Enfin, postérieurement au 10 décembre 2024, l’autorité administrative ne peut ignorer les multiples alertes sur l’état de santé psychiatrique de [H] [T] retranscrites dans différents documents joints au dossier :
— le 17 décembre 2024, le Professeur [D] [J], médecin psychiatre au centre de rétention de [Localité 4], établit un certificat médical attestant que l’état de santé psychiatrique de [H] [T] dont il est impossible d’ignorer qu’il est sous tutelle, est incompatible avec un maintien en rétention,
— l’audition en garde à vue du 20 août 2025 à 3heures18 de [H] [T] par les services de police de [Localité 4] mentionne que les enquêteurs 'tentent de parler à Monsieur mais ce dernier ne nous répond pas, il baisse la tête et pleure’ ; par la suite, après quelques phrases, il est mentionné 'Monsieur tient des propos incohérents’ et enfin, l’audition se termine par le fait que [H] [T] revendique être '[F] [V]' qui n’est autre que le nom de la personne de sexe féminin dont le nom figure sur les cartes bancaires en possession de [H] [T] lors de son interpellation.

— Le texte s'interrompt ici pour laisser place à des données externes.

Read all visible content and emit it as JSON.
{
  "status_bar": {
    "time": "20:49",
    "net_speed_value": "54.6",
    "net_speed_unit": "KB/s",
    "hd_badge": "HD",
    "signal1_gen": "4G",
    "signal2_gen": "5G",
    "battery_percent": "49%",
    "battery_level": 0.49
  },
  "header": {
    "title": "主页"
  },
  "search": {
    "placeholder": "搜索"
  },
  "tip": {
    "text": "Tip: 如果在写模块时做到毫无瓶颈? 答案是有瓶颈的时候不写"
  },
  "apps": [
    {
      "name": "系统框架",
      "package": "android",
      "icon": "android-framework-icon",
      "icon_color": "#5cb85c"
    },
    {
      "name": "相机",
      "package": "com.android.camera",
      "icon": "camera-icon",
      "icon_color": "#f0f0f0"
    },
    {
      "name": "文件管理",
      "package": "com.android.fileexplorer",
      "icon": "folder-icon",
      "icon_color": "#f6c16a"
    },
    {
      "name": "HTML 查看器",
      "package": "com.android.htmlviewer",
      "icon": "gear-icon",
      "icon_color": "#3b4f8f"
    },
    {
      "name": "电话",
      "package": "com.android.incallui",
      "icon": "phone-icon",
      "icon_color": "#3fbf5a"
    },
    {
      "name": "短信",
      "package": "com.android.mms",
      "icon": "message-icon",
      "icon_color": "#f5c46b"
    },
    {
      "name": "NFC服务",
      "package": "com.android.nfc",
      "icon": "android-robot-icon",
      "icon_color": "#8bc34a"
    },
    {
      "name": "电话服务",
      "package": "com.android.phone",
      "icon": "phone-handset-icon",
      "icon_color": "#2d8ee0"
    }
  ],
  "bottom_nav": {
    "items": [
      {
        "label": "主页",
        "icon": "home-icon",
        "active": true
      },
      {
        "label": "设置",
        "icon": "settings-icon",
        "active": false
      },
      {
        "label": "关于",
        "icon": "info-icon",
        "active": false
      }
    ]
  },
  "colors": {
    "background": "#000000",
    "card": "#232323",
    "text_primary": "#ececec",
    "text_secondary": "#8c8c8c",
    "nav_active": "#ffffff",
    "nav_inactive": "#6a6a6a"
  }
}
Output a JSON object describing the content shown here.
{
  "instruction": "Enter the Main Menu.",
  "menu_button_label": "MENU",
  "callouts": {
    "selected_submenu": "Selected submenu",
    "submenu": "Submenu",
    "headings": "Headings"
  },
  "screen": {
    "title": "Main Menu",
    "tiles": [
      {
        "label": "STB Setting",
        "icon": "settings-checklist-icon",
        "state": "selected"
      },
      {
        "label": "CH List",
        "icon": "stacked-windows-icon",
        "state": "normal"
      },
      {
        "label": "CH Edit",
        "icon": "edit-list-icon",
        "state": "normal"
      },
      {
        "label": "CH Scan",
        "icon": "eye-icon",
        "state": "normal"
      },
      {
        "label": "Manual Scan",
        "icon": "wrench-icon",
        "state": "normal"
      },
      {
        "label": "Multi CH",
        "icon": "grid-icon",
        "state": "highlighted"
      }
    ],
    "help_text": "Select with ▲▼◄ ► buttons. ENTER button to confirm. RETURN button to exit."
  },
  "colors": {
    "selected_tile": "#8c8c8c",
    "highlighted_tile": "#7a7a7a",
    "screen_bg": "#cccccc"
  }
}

A l’évidence, à la lecture de ces éléments, aucun crédit ne pouvait être donné aux affirmations de [H] [T] lors de son audition en lien avec l’évaluation de sa vulnérabilité du 20 août 2025 à 3h40 et ce, peu importe que son état de santé ait été jugé compatible avec une mesure de garde à vue.
Dès lors, comme l’a souligné à juste titre le premier juge, il convient de retenir que le préfet du Rhône a commis une erreur manifeste d’appréciation s’agissant de l’examen de l’état de vulnérabilité de [H] [T] faute d’avoir pris en considération l’existence de sa qualité de majeur protégé sous mesure de tutelle. L’arrêté de placement en rétention administrative est ainsi entaché d’irrégularité. Enfin, l’absence d’information délivrée au tuteur actuel soit l’ADMR Tutelles 38 désigné par jugement du juge des tutelles de Vienne en date du 28 septembre 2022 que ce soit pour le placement en rétention du majeur protégé que pour la requête en prolongation fait nécessairement grief à [H] [T].
En conséquence, l’ordonnance entreprise ne pourra donc qu’être confirmée.
PAR CES MOTIFS
DECLARONS recevable l’appel du Ministère public,
DECLARONS recevable l’appel de la Préfecture du Rhône,
CONFIRMONS l’ordonnance déférée en toutes ses dispositions.